One of the most charged collections I have read in a long time. [Burnside's] writing is earthed and ethereal – there is a rare equilibrium to it... Breathtaking.

Kate Kellaway, Observer

John Burnside is a genius... He is constantly live to alternative possibilities and versions of himself, as close yet unreachable as his own shadow. His responses to the world are so raw, it's as if he's missing a skin – or perhaps the rest of us have grown hides to make life manageable.

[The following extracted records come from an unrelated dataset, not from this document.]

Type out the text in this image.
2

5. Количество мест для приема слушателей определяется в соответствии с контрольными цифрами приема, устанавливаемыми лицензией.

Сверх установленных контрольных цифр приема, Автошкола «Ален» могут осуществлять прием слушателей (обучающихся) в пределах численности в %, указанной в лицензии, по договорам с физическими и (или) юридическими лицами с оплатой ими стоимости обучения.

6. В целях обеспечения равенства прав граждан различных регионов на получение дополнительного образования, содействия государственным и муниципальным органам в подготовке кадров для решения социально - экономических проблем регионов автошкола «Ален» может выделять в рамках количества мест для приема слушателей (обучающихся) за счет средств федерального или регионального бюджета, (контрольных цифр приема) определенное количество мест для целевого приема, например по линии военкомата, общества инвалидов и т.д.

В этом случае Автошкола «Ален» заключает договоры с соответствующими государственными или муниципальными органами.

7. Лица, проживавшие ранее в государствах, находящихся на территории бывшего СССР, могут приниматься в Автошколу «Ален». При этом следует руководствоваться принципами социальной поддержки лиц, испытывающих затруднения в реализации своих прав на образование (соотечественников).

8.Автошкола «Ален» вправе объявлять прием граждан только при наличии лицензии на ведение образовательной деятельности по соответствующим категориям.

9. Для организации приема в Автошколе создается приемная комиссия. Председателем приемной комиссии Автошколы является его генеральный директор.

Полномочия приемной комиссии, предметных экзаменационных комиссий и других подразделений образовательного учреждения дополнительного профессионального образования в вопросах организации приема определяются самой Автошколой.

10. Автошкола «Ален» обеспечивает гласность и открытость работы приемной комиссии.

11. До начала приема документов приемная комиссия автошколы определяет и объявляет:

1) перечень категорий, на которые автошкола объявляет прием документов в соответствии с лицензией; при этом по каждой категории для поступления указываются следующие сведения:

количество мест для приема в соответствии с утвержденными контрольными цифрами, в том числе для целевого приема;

Maggie Fergusson, Intelligent Life

It is a rare thing for a poet to step out of the pack and move beyond mere critical appreciation into something like the mainstream; but a new John Burnside will now fly out of the shops with unbard-like haste.

Belfast Telegraph

Too often poets are portrayed as meek and mild, emollients in an age scarred by abrasiveness. John Burnside, it is a pleasure to report, is not of that genus... There is a terrible beauty to Burnside's anger.

Alan Taylor, Herald

Rare and memorable beauty... For all the melancholy of this collection, Burnside is not a nihilist; the glory of these poems shows us that.

Sarah Crown, Guardian

Memory and self-reflection merge into elegy... Burnside is a master of the final clinching line... Across the length of whole poems and the whole book there is great wisdom about how people learn to get along with family and with their own past selves, "the backrooms of the heart"; about the limits of self and body; and about how human beings have mistaken and abused the non-human.

Matthew Sperling, New Statesman

Contemporary lyric poetry is seldom better.

Totally Dublin

[Burnside] has a mysterious yet philosophical way of coming at us slant, using beautiful, light-touch descriptions of the material world.

Fiona Sampson, Independent

There are lines in All One Breath for instance, that brand themselves into your brain with the fire of painful recognition. And yet it is also part of his genius to be ever alert to beauty, too.